# Modelling and forecasting mixed frequency financial data

I was wondering if someone could provide some guidance to me. I would like to

1. Combine various financial data of mixed frequencies (some daily, weekly, some quarterly) to a composite index. I have been reading about MIDAS, but that seems to be high frequency to low frequency. Maybe I am missing something there.

2. Predict monthly forecasts of a time series using mixed frequency data (similar to the above).

MIDAS is useful when you have a low frequency series and you want to include high frequency data in the regression. So for instance, if you want to forecast quarterly GDP data and want to include daily S&P 500 data as a regressor instead of just using the quarter end value of S&P 500.

Usually we assume that the causality runs from S&P 500 to GDP. It becomes trickier when you start thinking about the impact of lagged GDP on S&P 500. You can usually get away with some kind of ad hoc adjustment like filling in the GDP growth rate for each daily period as equal to the quarterly growth rate, but it won't necessarily capture the relationship properly.

State space methods, such as Kalman Filters, are another common approach to handling mixed data series. The Philly Fed's ADS business conditions index and the literature on Nowcasting use this. It's a large, complicated literature that is probably beyond a small post to summarize. To get a general sense of the approach, they assume that the data is missing and then use Kalman Filters to estimate parameters given the missing data.

Another approach is to use a combination of forecasting models. In the above S&P 500 and GDP example, you could use a daily forecasting model that includes GDP and a quarterly forecasting model that includes it. You can use the daily model to forecast iteratively out for the remainder of the quarter and then use the quarterly model thereafter. This approach could be made significantly richer with monthly models, etc.

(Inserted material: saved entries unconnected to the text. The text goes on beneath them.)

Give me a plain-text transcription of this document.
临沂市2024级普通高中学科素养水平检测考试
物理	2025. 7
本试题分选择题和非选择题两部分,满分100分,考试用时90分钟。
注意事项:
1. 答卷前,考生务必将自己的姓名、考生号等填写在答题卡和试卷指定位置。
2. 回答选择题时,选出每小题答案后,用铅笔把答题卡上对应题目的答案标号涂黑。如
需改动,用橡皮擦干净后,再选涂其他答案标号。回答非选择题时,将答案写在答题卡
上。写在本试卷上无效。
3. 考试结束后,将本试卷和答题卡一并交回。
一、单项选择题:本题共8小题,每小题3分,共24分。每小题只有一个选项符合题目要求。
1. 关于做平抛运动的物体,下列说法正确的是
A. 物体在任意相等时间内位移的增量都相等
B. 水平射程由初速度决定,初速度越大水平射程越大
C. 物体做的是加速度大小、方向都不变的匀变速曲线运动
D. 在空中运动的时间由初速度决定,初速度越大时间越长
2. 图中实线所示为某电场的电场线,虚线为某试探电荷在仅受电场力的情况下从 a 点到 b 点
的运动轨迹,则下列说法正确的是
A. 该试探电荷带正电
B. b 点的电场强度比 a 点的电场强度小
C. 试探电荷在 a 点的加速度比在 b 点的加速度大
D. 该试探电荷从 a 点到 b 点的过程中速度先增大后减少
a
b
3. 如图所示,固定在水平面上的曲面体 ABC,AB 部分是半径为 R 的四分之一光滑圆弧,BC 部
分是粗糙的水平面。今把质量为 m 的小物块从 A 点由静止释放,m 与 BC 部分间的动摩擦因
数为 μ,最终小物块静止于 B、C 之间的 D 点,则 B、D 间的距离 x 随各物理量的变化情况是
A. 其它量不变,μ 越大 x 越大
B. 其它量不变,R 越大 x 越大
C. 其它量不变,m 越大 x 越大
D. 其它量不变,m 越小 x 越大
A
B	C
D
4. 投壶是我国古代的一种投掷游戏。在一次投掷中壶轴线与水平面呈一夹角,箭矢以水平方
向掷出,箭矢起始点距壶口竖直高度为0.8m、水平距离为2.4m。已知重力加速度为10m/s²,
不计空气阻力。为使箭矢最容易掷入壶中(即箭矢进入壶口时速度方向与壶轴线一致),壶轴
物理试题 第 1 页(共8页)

With respect to your second question, the hard part is estimating the model. Once you have the model set up and estimate the parameters of it, forecasting is usually straightforward.

• Thanks very much for your response John. The problem I found with the Kalman Filter is if you have many data series it requires a lot of parameterization. Do you have any literature showing the combination of forecasting models?
– qfd
Feb 26, 2016 at 21:49
• Very true. The literature on Nowcasting makes heavy use of this will tend to have some sort of underlying factor model (using PCA). It might require extra steps to get it working, but if you're interested in large-scale forecasts that's where you might start. On the combination of forecasting models, it's more of a heuristic that I've used. Maybe:ec.europa.eu/eurostat/documents/3888793/5838289/… or elib.mi.sanu.ac.rs/files/journals/yjor/15/yujorn15p103-109.pdf Would be useful
– John
Feb 27, 2016 at 1:16
• Thanks John. I was wondering if you had a worked example of the combination of forecasting models in R or matlab or if you could point me to something so i can work through an example.
– qfd
Feb 29, 2016 at 15:14
• @qfd I don't know of a programming example.
– John
Feb 29, 2016 at 16:20

To address the second question: I've done a couple of different things. When I did not care much about the result, I just took a straight line interpolation or fit a curve to make, for example quarterly into monthly. When I did care, and it was a lot of work, I found a monthly or weekly series similar to the lower frequency series, and used the changes in the higher frequency data to generate the lower. For example, although it's not what I did, but just for an example you could generate a weekly unemployment rate out of the monthly number by using the changes in the weekly claims numbers.

• Can you remove the line about MIDAS and being too lazy?
– John
Feb 26, 2016 at 20:37
• yes, thats a good idea but it becomes harder to figure out what high frequency data should be used to predict the low frequency data.
– qfd
Feb 26, 2016 at 21:51

MIDAS is quite general framework and for conditional mean prediction involving mixed frequencies, MIDAS models are easier to estimate than state-space models.

You can certainly predict low frequency target variable using high frequency predictor(s). If you have many, you can do forecast combinations. Matlab and R packages for MIDAS have many functionalities, including forecast combinations.